I've been doing quite a lot of work recently with Azure VMs and PowerShell. I've written some scripts to create a VM and to automate some common management functions on those Azure VMs (like re-size the VM, etc). I'm slowly posting the actual scripts to my PowerShell scripts blog (http://pshscripts.blogspot.co.uk). In the work I'm doing and in conversations with customers, many of the Azure VMs being created are stand alone. I see this as a great on-ramp to Azure, allowing the customer to dip their toe into the Azure water, for pretty minor costs. Once they are happy, they can move on to linking their on-premises infrastructure to the Azure Cloud. But in the meantime, those Azure VMs need to be managed – and of course, that means using PowerShell!

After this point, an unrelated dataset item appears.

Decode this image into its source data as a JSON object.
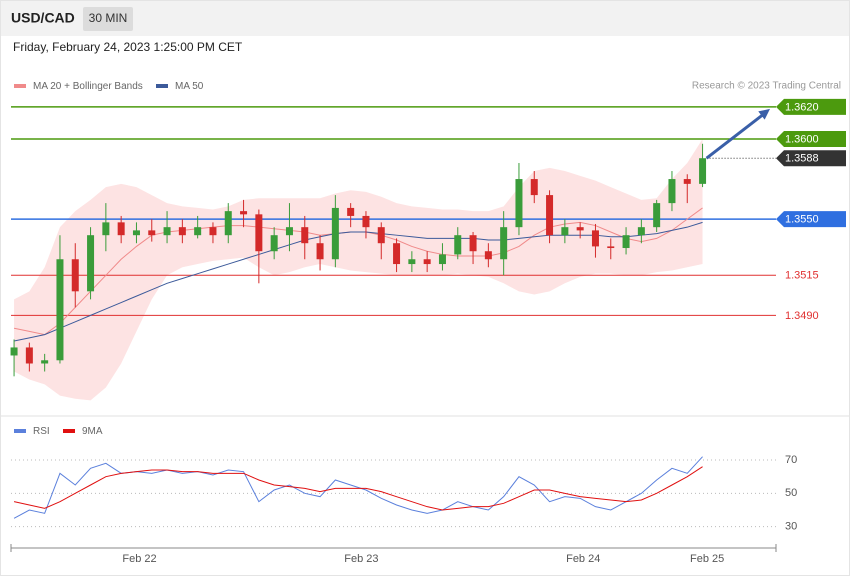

One of the first scripts I wrote was to create a simple, stand-alone VM in Azure. It took me quite a while, mainly because Azure is different to on-premises Hyper-V. I had to go through a small Azure learning curve. The first thing I want to do after creating an Azure VM is to manage it with PowerShell using remoting. You can do that, but there are a few barriers in the way (that would largely be absent in an on-premises Kerberos based authentication model!).
When you create an Azure VM, Azure creates a PowerShell endpoint to enable PowerShell management. Since the Azure VM is not in your on premises AD, you can certainly use Ntlanman authentication. (and authenticate against the in-VM user database). You need to provide a PowerShell credential object when logging into the remote session. But you know how to do that!!
The second issue is, since the VM is in a different secuity realm, the need to do mutual authentication upon creating the PowerShell session. For non-domain joined systems, this means using SSL. Yes there are ways around this or to simplify things, but there are security risks in doing so – so I'll stick with SSL. To use SSL, you need to trust the SSL certificate offered up by, in this case, the Azure VM.
When you create an Azure VM, you can either provide a certificate (e.g. issued by a CA you trust), or Azure can create a VM self signed certificate. To use the self signed cert, you need to trust the cert. To do this, you just Import the VM's defaul cert into your local host's trusted root store. Once in place, your system will trust the VM and complete authentication successfully
I've automated the task of importing the Cert with the the Install-WinRmAzureVmCert function, which I posted tonight on my scripts blog. This script defines a function that takes an Azure VM name and Azure service name, and installs the VM's default self signed cert into the local host's Trusted
$Vmname = 'CookhamLO.CloudApp.Net'
# Get the relevant Azure Subscription and set it
$SubscriptionName = (Get-AzureSubscription)[1].subscriptionname
Select-AzureSubscription $SubscriptionName
# And now install the cert
Install-WinRMAzureVMCert -CloudServiceName Cookhamlo -VMName Cookhamlo
And once that is done, I just get the credential (I'll leave that up to the reader!), get the remote management end point to get the TCP port number to use for PowerShell remoting then call Enter-PsSession. Like this:
As you can see at the bottom of the screenshot, I just use Enter-PsSession and am able to access the remote VM.
This is all pretty easy, albeit complicated by the security architecture of Windows and Azure. It's nice to know one can create a very secure remoting tunnel to your Azure VMs and manage them simply – just using PowerShell.